ADAKAH.ID, SAMARINDA – Komisi IV DPRD Kalimantan Timur (Kaltim) yang membidangi olahraga akan segera memanggil Tim Koordinasi Desain Besar Olahraga Nasional (DBON) Kaltim untuk mengklarifikasi penggunaan anggaran yang dihibahkan oleh Pemerintah Provinsi Kaltim.
Anggaran tersebut mencapai Rp 5 miliar pada tahun 2022 dan Rp 31 miliar lebih pada tahun 2023. Anggaran tersebut dinilai tidak transparan dan tidak sesuai dengan aturan penggunaannya.
“Kami ingin tahu, anggaran itu digunakan untuk apa saja. Apakah ada dampak positif bagi prestasi olahraga Kaltim atau tidak. Apakah ada indikasi penyelewengan atau tidak,” kata Ketua Komisi IV DPRD Kaltim, Akhmed Reza Fachlevi, beberapa waktu lalu.
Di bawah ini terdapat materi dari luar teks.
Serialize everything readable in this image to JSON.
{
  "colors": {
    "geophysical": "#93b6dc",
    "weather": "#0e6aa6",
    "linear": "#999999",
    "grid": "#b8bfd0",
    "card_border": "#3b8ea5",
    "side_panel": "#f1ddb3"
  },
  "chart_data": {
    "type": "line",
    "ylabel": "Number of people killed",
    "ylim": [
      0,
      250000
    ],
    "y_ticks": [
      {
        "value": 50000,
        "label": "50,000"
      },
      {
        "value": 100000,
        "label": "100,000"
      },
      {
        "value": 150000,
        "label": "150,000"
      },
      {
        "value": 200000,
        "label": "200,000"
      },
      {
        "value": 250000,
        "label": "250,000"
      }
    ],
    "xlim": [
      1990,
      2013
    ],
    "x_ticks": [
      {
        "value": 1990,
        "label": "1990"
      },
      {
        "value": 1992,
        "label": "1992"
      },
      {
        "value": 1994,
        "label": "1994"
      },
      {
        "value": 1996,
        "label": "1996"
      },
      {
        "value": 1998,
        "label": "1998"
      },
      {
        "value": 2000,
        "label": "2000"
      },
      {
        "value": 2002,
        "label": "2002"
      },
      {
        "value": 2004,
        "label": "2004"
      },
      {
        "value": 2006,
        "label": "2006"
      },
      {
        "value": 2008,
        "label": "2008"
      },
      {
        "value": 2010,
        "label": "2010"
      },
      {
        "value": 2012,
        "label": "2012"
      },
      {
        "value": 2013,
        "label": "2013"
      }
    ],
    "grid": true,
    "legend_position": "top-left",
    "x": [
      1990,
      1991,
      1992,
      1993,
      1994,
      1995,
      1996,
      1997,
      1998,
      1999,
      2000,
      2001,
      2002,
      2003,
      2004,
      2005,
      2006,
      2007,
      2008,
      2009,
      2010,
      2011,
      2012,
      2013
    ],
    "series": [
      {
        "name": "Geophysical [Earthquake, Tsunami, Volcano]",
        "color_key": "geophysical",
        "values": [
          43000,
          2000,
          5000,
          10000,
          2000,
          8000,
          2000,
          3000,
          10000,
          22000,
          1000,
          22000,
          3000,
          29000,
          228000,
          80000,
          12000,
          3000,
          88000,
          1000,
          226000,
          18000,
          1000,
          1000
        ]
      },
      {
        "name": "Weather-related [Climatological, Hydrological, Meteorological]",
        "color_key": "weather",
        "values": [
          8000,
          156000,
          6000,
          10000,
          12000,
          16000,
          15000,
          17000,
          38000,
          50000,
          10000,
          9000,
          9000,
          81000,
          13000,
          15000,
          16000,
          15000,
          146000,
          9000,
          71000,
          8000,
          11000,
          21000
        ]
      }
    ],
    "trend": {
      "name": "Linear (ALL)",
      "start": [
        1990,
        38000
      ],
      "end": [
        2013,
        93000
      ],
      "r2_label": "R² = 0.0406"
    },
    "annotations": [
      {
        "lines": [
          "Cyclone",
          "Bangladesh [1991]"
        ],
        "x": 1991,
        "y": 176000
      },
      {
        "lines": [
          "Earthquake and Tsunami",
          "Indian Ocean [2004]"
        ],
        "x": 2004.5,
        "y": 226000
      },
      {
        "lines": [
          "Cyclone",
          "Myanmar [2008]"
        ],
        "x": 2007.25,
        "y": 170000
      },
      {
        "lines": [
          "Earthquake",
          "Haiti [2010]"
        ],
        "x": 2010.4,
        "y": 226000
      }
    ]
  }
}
Reza mengatakan, komisi IV belum pernah mendapatkan laporan atau penjelasan dari DBON Kaltim terkait penggunaan anggaran tersebut. Ia juga mengatakan, keputusan besaran anggaran DBON Kaltim sebenarnya ada di tangan Badan Anggaran (Banggar) DPRD Kaltim.
“Kami hanya memberikan masukan dan saran. Tapi kalau ternyata penggunaan anggaran itu tidak sesuai, kami akan sampaikan ke Pj Gubernur Kaltim untuk menyesuaikan penggunaannya,” ujarnya.
Reza berharap, melalui Rapat Dengar Pendapat (RDP), pengurus DBON Kaltim dapat menjelaskan secara jelas alur penggunaan anggaran tersebut. Ia juga mengundang Dinas Pemuda dan Olahraga (Dispora) Kaltim untuk ikut hadir dalam RDP tersebut.
“Kami ingin transparansi dan akuntabilitas. Kami juga ingin prestasi olahraga Kaltim terus meningkat dan tidak terhambat oleh masalah anggaran,” tutupnya.